Neuroscience is of no relevance to the problem of consciousness This touches upon a point I've been debating ever since joining forums - of reason understood as 'the relations of ideas'. The tendency of reductionism is to conflate the two kinds of causation, physical and logical: which is what we do when we say that 'the brain' acts in a particular way, and so 'produces' thought, because of physical causation. The 'because' of reasons - the 'space of reasons', it has been called - can't be explained in those terms, because it belongs to a different level of explanation. — Wayfarer
As we know from brain research, an idea is not caused by other ideas but by brain activities. These activities remain unknown to us for the majority, because only about ten percent of them are heaved into the consciousness. Let me explain: an idea cannot be a cause already because an idea is a representation, an imagination or a fiction. The sentence "I have an idea." is a symbolic narrative to which no real content corresponds. Neither is there an "I", nor can this "I" "possess" anything, such as an idea, all is just fiction.
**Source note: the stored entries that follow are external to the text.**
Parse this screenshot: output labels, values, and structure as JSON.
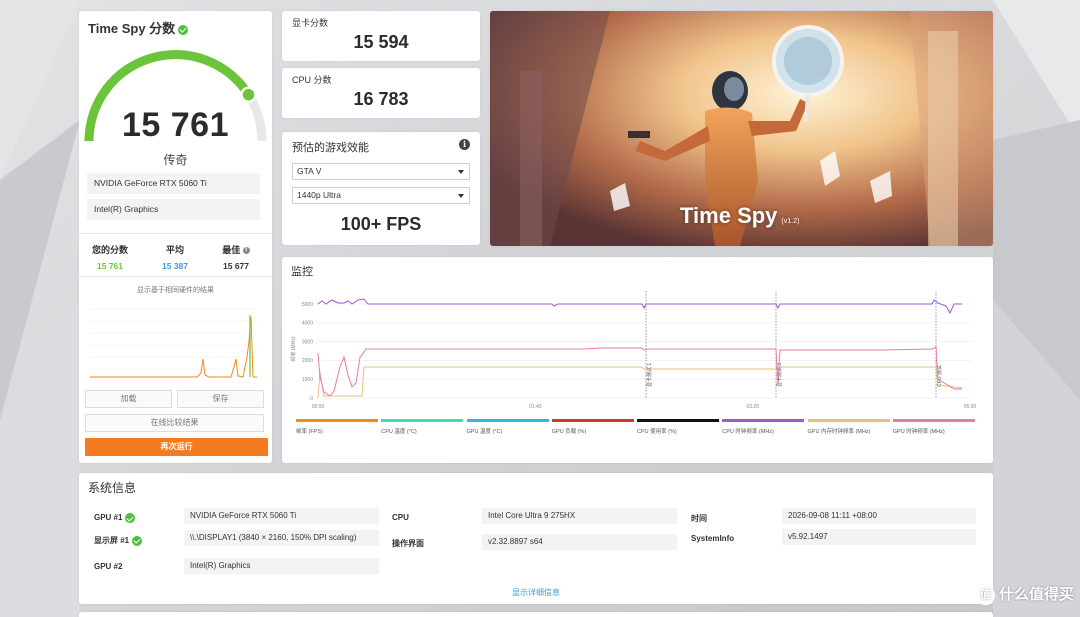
{
  "score_card": {
    "title": "Time Spy 分数",
    "score": "15 761",
    "gauge_fraction": 0.82,
    "rank": "传奇",
    "hardware": [
      "NVIDIA GeForce RTX 5060 Ti",
      "Intel(R) Graphics"
    ],
    "compare": {
      "your_label": "您的分数",
      "your_value": "15 761",
      "avg_label": "平均",
      "avg_value": "15 387",
      "best_label": "最佳",
      "best_value": "15 677"
    },
    "hist_caption": "显示基于相同硬件的结果",
    "hist_ticks": [
      "0",
      "2500",
      "5000",
      "7500",
      "10000",
      "12500",
      "15000"
    ],
    "load_button": "加载",
    "save_button": "保存",
    "compare_online": "在线比较结果",
    "run_again": "再次运行"
  },
  "gpu_score": {
    "label": "显卡分数",
    "value": "15 594"
  },
  "cpu_score": {
    "label": "CPU 分数",
    "value": "16 783"
  },
  "game_perf": {
    "title": "预估的游戏效能",
    "info": "i",
    "game": "GTA V",
    "preset": "1440p Ultra",
    "fps": "100+ FPS"
  },
  "banner": {
    "title": "Time Spy",
    "version": "(v1.2)"
  },
  "monitor": {
    "title": "监控",
    "y_axis_label": "频率 (MHz)",
    "y_ticks": [
      "0",
      "1000",
      "2000",
      "3000",
      "4000",
      "5000"
    ],
    "x_ticks": [
      "00:00",
      "01:40",
      "03:20",
      "05:00"
    ],
    "markers": [
      "显卡测试 1",
      "显卡测试 2",
      "CPU 测试"
    ],
    "legend": [
      {
        "label": "帧率 (FPS)",
        "color": "#f28a1c"
      },
      {
        "label": "CPU 温度 (°C)",
        "color": "#39dcc4"
      },
      {
        "label": "GPU 温度 (°C)",
        "color": "#34b6e6"
      },
      {
        "label": "GPU 负载 (%)",
        "color": "#e0312f"
      },
      {
        "label": "CPU 使用率 (%)",
        "color": "#111111"
      },
      {
        "label": "CPU 时钟频率 (MHz)",
        "color": "#9a5bd1"
      },
      {
        "label": "GPU 内存时钟频率 (MHz)",
        "color": "#e6c07c"
      },
      {
        "label": "GPU 时钟频率 (MHz)",
        "color": "#ea7ba6"
      }
    ]
  },
  "system_info": {
    "title": "系统信息",
    "gpu1_label": "GPU #1",
    "gpu1_value": "NVIDIA GeForce RTX 5060 Ti",
    "display1_label": "显示屏 #1",
    "display1_value": "\\\\.\\DISPLAY1 (3840 × 2160, 150% DPI scaling)",
    "gpu2_label": "GPU #2",
    "gpu2_value": "Intel(R) Graphics",
    "cpu_label": "CPU",
    "cpu_value": "Intel Core Ultra 9 275HX",
    "ui_label": "操作界面",
    "ui_value": "v2.32.8897 s64",
    "time_label": "时间",
    "time_value": "2026-09-08 11:11 +08:00",
    "sysinfo_label": "SystemInfo",
    "sysinfo_value": "v5.92.1497",
    "details_link": "显示详细信息"
  },
  "watermark": {
    "icon": "值",
    "text": "什么值得买"
  },
  "colors": {
    "accent_green": "#6cc43a",
    "accent_orange": "#f47b20",
    "avg_blue": "#3a9cd8"
  }
}
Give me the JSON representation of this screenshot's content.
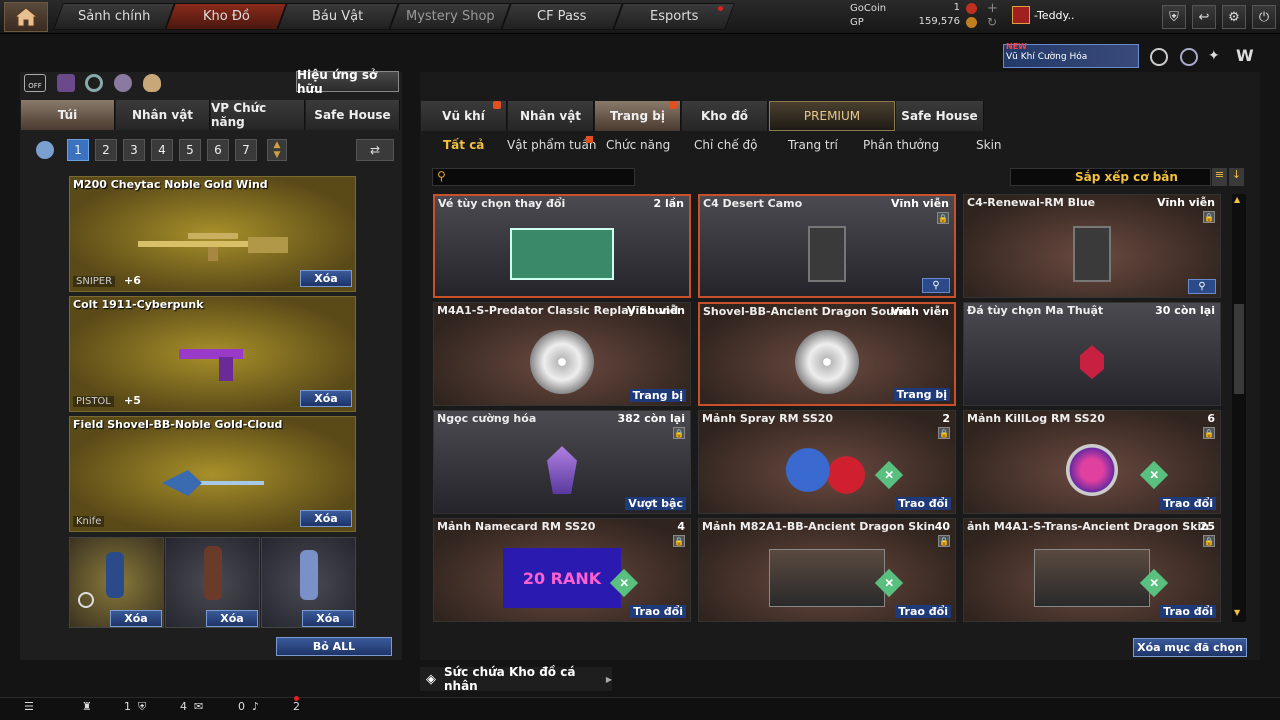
{
  "nav": {
    "tabs": [
      {
        "label": "Sảnh chính"
      },
      {
        "label": "Kho Đồ"
      },
      {
        "label": "Báu Vật"
      },
      {
        "label": "Mystery Shop"
      },
      {
        "label": "CF Pass"
      },
      {
        "label": "Esports"
      }
    ],
    "gocoin_label": "GoCoin",
    "gp_label": "GP",
    "gocoin_value": "1",
    "gp_value": "159,576",
    "username": "-Teddy..",
    "promo_new": "NEW",
    "promo_label": "Vũ Khí Cường Hóa"
  },
  "left": {
    "effects_button": "Hiệu ứng sở hữu",
    "tabs": [
      "Túi",
      "Nhân vật",
      "VP Chức năng",
      "Safe House"
    ],
    "pages": [
      "1",
      "2",
      "3",
      "4",
      "5",
      "6",
      "7"
    ],
    "slots": [
      {
        "name": "M200 Cheytac Noble Gold Wind",
        "type": "SNIPER",
        "plus": "+6",
        "delete": "Xóa"
      },
      {
        "name": "Colt 1911-Cyberpunk",
        "type": "PISTOL",
        "plus": "+5",
        "delete": "Xóa"
      },
      {
        "name": "Field Shovel-BB-Noble Gold-Cloud",
        "type": "Knife",
        "plus": "",
        "delete": "Xóa"
      }
    ],
    "grenades": [
      {
        "delete": "Xóa"
      },
      {
        "delete": "Xóa"
      },
      {
        "delete": "Xóa"
      }
    ],
    "remove_all": "Bỏ ALL"
  },
  "right": {
    "tabs": [
      "Vũ khí",
      "Nhân vật",
      "Trang bị",
      "Kho đồ",
      "PREMIUM",
      "Safe House"
    ],
    "subcats": [
      "Tất cả",
      "Vật phẩm tuần",
      "Chức năng",
      "Chỉ chế độ",
      "Trang trí",
      "Phần thưởng",
      "Skin"
    ],
    "sort_label": "Sắp xếp cơ bản",
    "items": [
      {
        "name": "Vé tùy chọn thay đổi",
        "right": "2 lần",
        "action": ""
      },
      {
        "name": "C4 Desert Camo",
        "right": "Vĩnh viễn",
        "action": ""
      },
      {
        "name": "C4-Renewal-RM Blue",
        "right": "Vĩnh viễn",
        "action": ""
      },
      {
        "name": "M4A1-S-Predator Classic Replay Sound",
        "right": "Vĩnh viễn",
        "action": "Trang bị"
      },
      {
        "name": "Shovel-BB-Ancient Dragon Sound",
        "right": "Vĩnh viễn",
        "action": "Trang bị"
      },
      {
        "name": "Đá tùy chọn Ma Thuật",
        "right": "30 còn lại",
        "action": ""
      },
      {
        "name": "Ngọc cường hóa",
        "right": "382 còn lại",
        "action": "Vượt bậc"
      },
      {
        "name": "Mảnh Spray RM SS20",
        "right": "2",
        "action": "Trao đổi"
      },
      {
        "name": "Mảnh KillLog RM SS20",
        "right": "6",
        "action": "Trao đổi"
      },
      {
        "name": "Mảnh Namecard RM SS20",
        "right": "4",
        "action": "Trao đổi"
      },
      {
        "name": "Mảnh M82A1-BB-Ancient Dragon Skin",
        "right": "40",
        "action": "Trao đổi"
      },
      {
        "name": "ảnh M4A1-S-Trans-Ancient Dragon Skin",
        "right": "25",
        "action": "Trao đổi"
      }
    ],
    "delete_selected": "Xóa mục đã chọn",
    "capacity": "Sức chứa Kho đồ cá nhân",
    "namecard_text": "20 RANK"
  },
  "bottom": {
    "count1": "1",
    "count2": "4",
    "count3": "0",
    "count4": "2"
  }
}
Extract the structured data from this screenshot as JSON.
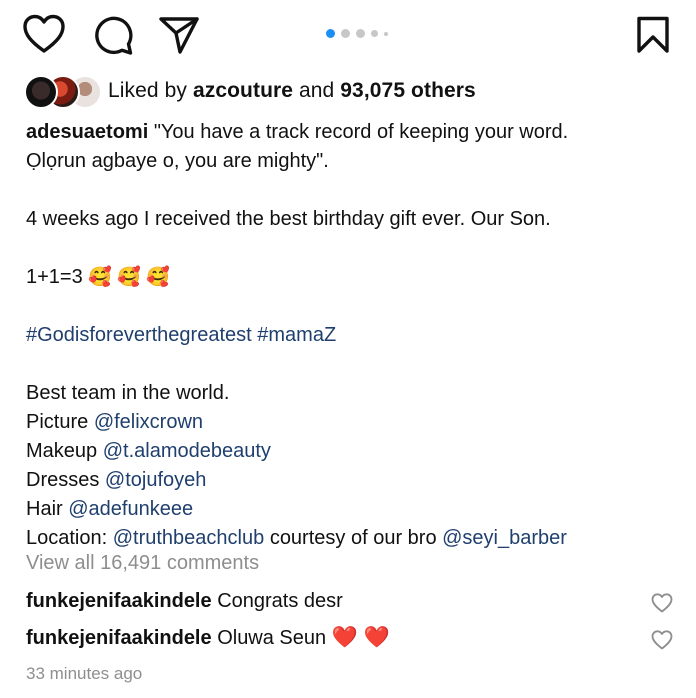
{
  "actions": {
    "like_icon": "heart-outline-icon",
    "comment_icon": "comment-bubble-icon",
    "share_icon": "paper-plane-icon",
    "save_icon": "bookmark-icon",
    "carousel_active_index": 0,
    "carousel_count": 5
  },
  "likes": {
    "prefix": "Liked by",
    "user": "azcouture",
    "connector": "and",
    "others": "93,075 others"
  },
  "caption": {
    "username": "adesuaetomi",
    "line1": "\"You have a track record of keeping your word.",
    "line2": "Ọlọrun agbaye o, you are mighty\".",
    "line3": "4 weeks ago I received the best birthday gift ever. Our Son.",
    "line4_text": "1+1=3",
    "line4_emoji": "🥰 🥰 🥰",
    "hashtag1": "#Godisforeverthegreatest",
    "hashtag2": "#mamaZ",
    "team_heading": "Best team in the world.",
    "credits": [
      {
        "label": "Picture",
        "handle": "@felixcrown"
      },
      {
        "label": "Makeup",
        "handle": "@t.alamodebeauty"
      },
      {
        "label": "Dresses",
        "handle": "@tojufoyeh"
      },
      {
        "label": "Hair",
        "handle": "@adefunkeee"
      }
    ],
    "location_label": "Location:",
    "location_handle": "@truthbeachclub",
    "location_mid": "courtesy of our bro",
    "location_bro": "@seyi_barber"
  },
  "view_all_comments": "View all 16,491 comments",
  "comments": [
    {
      "user": "funkejenifaakindele",
      "text": "Congrats desr",
      "emoji": ""
    },
    {
      "user": "funkejenifaakindele",
      "text": "Oluwa Seun",
      "emoji": "❤️ ❤️"
    }
  ],
  "timestamp": "33 minutes ago",
  "colors": {
    "link": "#1f3f6e",
    "muted": "#8e8e8e",
    "carousel_active": "#1a8ef3"
  }
}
This sentence is similar to another one, "I drag the file to the trash." Neither there is a recycle bin on the monitor, nor a file, nor is anything dragged, all just symbols. In reality, we operate the mouse and this triggers actions in the processor, on the hard disk and on the monitor. Similarly, if we say "The red knight has killed the black knight" in a computer game: it's all just symbols and representations.